Before the discoveries of Manson, Ross, Finlay and Reed, mosquito netting had proved invaluable to David Livingstone who slept under a “mosquito curtain” during his travels in sub-Saharan Africa- known then as “the White man’s grave” because of malaria and yellow fever and today, an area where a child dies of malaria every 30 seconds. A search of the internet for information on mosquito netting reveals the name Jane Delano, a nurse, who, before the relation of mosquitoes to yellow fever was known, wanted the use of mosquito netting to prevent the spread of this dreaded disease.
Mosquito netting even served as a subject for the great American painter John Singer Sargent who painted to portraits of ladies reclining with mosquito nets to protect them. An excellent new book, The Fever Trail: In Search of the Cure for Malaria by Mark Honingsbaum, has a photo of a British malariologist with a head net on the cover, and those who follow the trail of mosquitoes and malaria prevention are aware of the current efforts to introduce treated bed nets as a means of controlling malaria. On a personal note, I remember sleeping under mosquito netting in Tsingtao, China, in the summer of 1946 because two US servicemen had died of Japanese B encephalitis.

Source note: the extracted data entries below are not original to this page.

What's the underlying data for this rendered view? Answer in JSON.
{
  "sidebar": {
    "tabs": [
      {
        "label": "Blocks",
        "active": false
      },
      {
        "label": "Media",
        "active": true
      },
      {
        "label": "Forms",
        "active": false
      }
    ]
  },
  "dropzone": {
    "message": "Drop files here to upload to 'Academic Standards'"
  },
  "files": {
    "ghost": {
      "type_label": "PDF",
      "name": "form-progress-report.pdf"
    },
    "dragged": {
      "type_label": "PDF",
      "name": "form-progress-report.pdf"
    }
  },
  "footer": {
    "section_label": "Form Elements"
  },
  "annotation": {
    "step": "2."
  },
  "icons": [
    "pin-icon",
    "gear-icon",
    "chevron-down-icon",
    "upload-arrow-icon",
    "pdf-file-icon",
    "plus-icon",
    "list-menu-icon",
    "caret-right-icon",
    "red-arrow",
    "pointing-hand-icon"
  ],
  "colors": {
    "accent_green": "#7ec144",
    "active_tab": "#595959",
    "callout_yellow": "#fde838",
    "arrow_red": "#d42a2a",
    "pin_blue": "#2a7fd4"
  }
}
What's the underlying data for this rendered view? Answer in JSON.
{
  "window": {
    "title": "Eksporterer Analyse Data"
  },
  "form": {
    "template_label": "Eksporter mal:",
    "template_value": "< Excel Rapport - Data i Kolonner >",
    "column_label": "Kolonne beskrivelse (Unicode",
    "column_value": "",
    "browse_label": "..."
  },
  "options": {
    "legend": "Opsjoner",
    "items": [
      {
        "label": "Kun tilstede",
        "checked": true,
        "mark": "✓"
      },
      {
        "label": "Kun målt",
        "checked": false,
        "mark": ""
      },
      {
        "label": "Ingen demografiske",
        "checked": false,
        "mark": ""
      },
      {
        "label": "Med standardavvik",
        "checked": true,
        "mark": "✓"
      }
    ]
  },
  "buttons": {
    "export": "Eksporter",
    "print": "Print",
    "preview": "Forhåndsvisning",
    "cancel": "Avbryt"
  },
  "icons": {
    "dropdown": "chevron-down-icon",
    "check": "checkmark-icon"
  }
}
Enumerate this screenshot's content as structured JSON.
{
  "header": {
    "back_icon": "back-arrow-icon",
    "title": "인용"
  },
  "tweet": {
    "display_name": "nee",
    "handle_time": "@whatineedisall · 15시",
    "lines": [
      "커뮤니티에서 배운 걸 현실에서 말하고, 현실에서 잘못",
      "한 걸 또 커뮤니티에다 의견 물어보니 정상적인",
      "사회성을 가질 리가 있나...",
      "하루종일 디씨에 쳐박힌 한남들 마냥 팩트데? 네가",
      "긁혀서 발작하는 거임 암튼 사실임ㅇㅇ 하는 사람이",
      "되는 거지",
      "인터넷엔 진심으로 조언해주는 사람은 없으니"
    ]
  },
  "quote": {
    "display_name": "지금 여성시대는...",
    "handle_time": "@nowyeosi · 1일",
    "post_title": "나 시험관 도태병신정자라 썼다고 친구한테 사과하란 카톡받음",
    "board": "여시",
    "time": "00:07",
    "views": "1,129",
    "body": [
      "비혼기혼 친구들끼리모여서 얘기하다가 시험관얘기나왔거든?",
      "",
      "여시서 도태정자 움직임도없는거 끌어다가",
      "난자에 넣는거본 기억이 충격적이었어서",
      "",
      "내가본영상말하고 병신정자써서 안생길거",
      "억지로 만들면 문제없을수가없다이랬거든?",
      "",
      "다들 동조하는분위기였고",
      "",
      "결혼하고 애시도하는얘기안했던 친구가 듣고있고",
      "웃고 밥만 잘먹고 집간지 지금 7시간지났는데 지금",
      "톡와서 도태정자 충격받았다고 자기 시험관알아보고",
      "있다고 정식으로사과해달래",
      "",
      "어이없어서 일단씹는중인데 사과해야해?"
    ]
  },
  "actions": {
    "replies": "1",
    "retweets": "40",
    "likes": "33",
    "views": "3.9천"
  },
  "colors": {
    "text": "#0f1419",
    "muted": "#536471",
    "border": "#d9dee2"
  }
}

The development of what many consider an essential part of a house can be dated quite precisely. In 1874, Chester Wickwire (and, yes that was his name) produced 150 square feet of hardware cloth for use in excluding flies. In 1876, he sold his hardware store to devote his energies to producing bronze wire screening, and by the mid 1880s he was producing some 30,000 square feet annually. The Wickwires produced the screening that was used so effectively in Gorgas’ plans for preventing mosquito-borne disease during construction of the Panama Canal. Later, in the 1920s, Wickwire Brothers produced some 25% of the world’s wire cloth.
The number of cases of malaria, which was endemic in the South until the 1940s was greatly reduced by the installation and routine repair of screens by local departments of health with the support from the Rockefeller Foundation.
Those of us who have spent our time in mosquito control work tend to take screens for granted as they have been such a natural part of our lives.
We should remember that exclusion is a fundamental part of an integrated pest management program. Our efforts have been directed at protecting the citizens we serve by reducing mosquito populations, but we should not forget that exclusion is a valid principle, particularly when the elements conspire to create mosquito populations that get out of hand.